Pascal Salin : "un monde endetté est un monde collectiviste"

Par Propos recueillis par Eric Benhamou et Robert Jules  |   |  876  mots
L'économiste Pascal Salin réfute l'idée d'une faillite de la pensée libérale car, selon lui, "le libéralisme n'a, en fait, jamais été appliqué".

La crise a clairement mis en accusation les défenseurs du libéralisme. Peut-on parler d'une faillite de la pensée libérale comme celle du communisme lors de la chute du mur de Berlin ?
La crise et la chute du mur ont ceci en commun d'être le résultat d'une cristallisation soudaine d'une situation incohérente. Mais à la grande différence du communisme, le libéralisme n'a jamais été appliqué. La pensée libérale, qui a effectivement connu un certain succès à partir des années 1980, a finalement toujours été contrariée par les contraintes de la politique et la volonté toujours affirmée des Etats à contrôler l'économie. Peut-on en effet parler de libéralisme dans un pays où les dépenses publiques représentent la moitié de la richesse nationale ? L'origine de cette crise n'est pas à rechercher dans les lois du marché mais plutôt dans l'interventionnisme étatique croissant qui empêche le marché de fonctionner correctement.

De ce point de vue, la situation de la France est exemplaire. Alors qu'aux XVIIIéme et XIXème siècles, les grands penseurs libéraux étaient français, on assiste ensuite à un changement, avec l'alliance entre le positivisme et le politique qui s'est imposée notamment par la formation d'élites sorties des grandes écoles. Dès lors, on applique à la compréhension de la société et des individus une méthode inspirée des sciences physiques et naturelles et l'on forme des "ingénieurs sociaux" pour décider à la place des individus. Cela débouche sur un scientisme qui permet au pouvoir étatique d'accroître ses pouvoirs sur les individus, ce qu'il a fait continuellement dans le passé.

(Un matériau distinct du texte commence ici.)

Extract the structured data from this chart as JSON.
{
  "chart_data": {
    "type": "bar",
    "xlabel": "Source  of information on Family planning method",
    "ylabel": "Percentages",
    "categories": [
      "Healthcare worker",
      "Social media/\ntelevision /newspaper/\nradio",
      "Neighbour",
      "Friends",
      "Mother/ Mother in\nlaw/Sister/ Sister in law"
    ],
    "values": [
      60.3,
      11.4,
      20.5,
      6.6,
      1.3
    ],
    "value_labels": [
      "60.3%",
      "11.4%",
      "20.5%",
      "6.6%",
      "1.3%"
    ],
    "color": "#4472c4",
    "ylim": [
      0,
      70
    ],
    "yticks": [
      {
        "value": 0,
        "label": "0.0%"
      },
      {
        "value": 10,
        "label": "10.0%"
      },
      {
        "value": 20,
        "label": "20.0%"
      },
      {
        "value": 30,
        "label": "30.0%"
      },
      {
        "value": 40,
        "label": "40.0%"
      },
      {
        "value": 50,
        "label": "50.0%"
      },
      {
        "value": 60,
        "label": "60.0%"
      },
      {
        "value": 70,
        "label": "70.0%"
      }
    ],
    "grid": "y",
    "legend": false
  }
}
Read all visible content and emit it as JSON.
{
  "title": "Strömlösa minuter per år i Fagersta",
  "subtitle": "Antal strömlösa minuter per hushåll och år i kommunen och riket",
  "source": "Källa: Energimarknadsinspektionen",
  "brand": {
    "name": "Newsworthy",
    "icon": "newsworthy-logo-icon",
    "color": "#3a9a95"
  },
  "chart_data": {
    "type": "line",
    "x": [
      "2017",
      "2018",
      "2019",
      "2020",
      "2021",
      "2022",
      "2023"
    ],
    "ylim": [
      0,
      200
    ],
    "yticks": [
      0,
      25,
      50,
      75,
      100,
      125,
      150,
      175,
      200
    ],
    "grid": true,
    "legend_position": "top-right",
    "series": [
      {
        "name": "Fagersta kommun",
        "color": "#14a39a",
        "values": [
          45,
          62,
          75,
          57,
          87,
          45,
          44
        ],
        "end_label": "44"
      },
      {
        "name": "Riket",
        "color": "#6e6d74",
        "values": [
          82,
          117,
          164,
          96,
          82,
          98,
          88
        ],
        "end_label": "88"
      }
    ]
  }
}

Le libéralisme, qui fait primer l'individu sur le collectif, ne serait-il pas une utopie ?
C'est une utopie réaliste, pas un angélisme. Evidemment, le système libéral parfait ne peut exister car il doit sans cesse faire face au conflit majeur, dans toute société, entre l'exercice de la liberté et l'exercice de la contrainte. Mais la pensée libérale, en particulier celle issue de l'école "autrichienne" (Mises, Hayek, Rothbard, etc.), est fondée sur une méthodologie et un raisonnement cohérents qui correspondent à la réalité du comportement humain. Elle est donc réaliste. Il n'y a de responsabilité qu'individuelle, car seuls les individus agissent. Même si une demande d'intervention de l'Etat existera toujours, le principe de responsabilité doit primer sur le principe de protection, ce qui passe d'ailleurs par l'éducation. Ce qui pose aussi un problème dans une société où l'éducation est un monopole de l'Etat.

Selon vous, la crise s'explique avant tout par la politique monétaire expansionniste de la Réserve Fédérale.
Cette crise a été soudaine mais... tellement prévisible. Les économistes de l'Ecole autrichienne du cycle ont parfaitement décrit les mécanismes et les conséquences d'une telle politique de manipulation des taux d'intérêt. Le contrôle des prix est toujours destructeur. C'est en particulier vrai du contrôle du taux d'intérêt qui a le rôle essentiel d'être le prix du temps ! Il n'y a d'ailleurs jamais eu autant d'inflation et d'instabilité monétaire que depuis l'époque où les Etats ont pris le contrôle de la création monétaire. Or, la création de monnaie ne fait que créer une illusion de richesse, très commode à court terme, mais qui provoque plus tard des bulles spéculatives. Toutes les dispositions institutionnelles visant à la stabilité des monnaies ne sont que des chiffons de papier pour les autorités monétaires. La seule solution pour retrouver une certaine stabilité et éviter ces manipulations serait d'ôter aux Etats tout pouvoir monétaire et de le rendre à des acteurs privés et responsables, liés par des engagements contractuels. Malheureusement, ce n'est pas cette direction que l'on emprunte.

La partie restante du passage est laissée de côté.